Spain held the Presidency of the Council of the EU during the second half of 2023, which represented an opportunity and challenge to contribute to the advancement of gender equality and women’s rights, including SRHR/FP, both within the EU and at global level through its cooperation policies. Despite the possibility of a change of government during this six-month period, the agenda of the Spanish Presidency was implemented and included relevant events in international cooperation and the SRHR sector in the country.

chamiya mohamad

At the Summit of the European Union and the Community of Latin American and Caribbean States (EU-CELAC Summit) held in Brussels on 17 and 18 July, the representatives of the countries of both regions addressed the need to cooperate on various issues. The Civil Society Forum held in the same city the previous days issued a declaration that included among its demands the defence of women’s rights, including SRR, but the subsequent declaration of the EU-LAC Summit reflected vague commitments to gender equality, omitting any reference to SRHR, and limited itself to expressing the need to strengthen bi-regional cooperation, without specifying funding commitments either.

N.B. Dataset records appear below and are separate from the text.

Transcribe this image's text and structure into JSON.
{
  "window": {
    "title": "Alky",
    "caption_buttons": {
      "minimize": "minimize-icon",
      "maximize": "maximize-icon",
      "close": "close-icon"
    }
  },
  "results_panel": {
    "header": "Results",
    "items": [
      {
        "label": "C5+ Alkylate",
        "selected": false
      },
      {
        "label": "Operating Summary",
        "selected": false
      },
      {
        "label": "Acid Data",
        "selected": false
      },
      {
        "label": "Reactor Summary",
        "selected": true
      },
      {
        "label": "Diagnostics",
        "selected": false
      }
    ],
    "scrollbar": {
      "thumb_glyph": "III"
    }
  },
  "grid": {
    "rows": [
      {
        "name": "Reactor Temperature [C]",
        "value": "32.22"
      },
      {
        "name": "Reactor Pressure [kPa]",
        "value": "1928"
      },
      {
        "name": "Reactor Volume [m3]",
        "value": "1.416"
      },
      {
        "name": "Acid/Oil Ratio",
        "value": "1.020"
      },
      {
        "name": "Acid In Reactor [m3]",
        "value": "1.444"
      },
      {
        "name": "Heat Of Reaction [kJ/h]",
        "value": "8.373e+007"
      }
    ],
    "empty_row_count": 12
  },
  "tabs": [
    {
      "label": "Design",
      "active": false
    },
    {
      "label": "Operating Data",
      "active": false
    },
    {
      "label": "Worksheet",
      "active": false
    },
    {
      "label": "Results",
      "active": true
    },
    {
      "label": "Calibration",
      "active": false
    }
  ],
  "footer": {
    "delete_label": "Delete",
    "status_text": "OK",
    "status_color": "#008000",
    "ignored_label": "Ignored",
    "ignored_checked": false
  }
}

Moreover, the acting Minister for Health of the Government of Spain, José Miñones, signed Spain’s declaration of intent to join the UNAIDS Global Alliance of actions to end all forms of HIV-related stigma and discrimination. In the framework of the General Debate of the 78th session of the United Nations General Assembly (UNGA), a High-Level Meeting on Feminist Foreign Policy was held on 20 September with the aim to discuss how to implement this approach to foreign policy and sharing commitments among governments. Spain promoted a Political Declaration which was signed by representatives of governments of countries of the Feminist Foreign Policy Plus (FFP+) group, including Albania, Argentina, Belgium, Canada, Chile, Colombia, Costa Rica, France, Germany, Israel, Liberia, Luxembourg, Mexico, Mongolia, Rwanda, Sweden, The Kingdom of the Netherlands and Tunisia.

In the same space, a High-level Meeting on Universal Health Coverage was held on 21 September during which the acting Minister of Foreign Affairs, European Union and Cooperation of the Government of Spain, José Manuel Albares, delivered an inter-regional joint statement on Sexual and Reproductive Health and Rights on behalf of 60 governments from 5 continents. These governments express their readiness “to work with UN agencies and civil society partners to achieve universal health coverage that fully integrates and promotes SRHR” for all.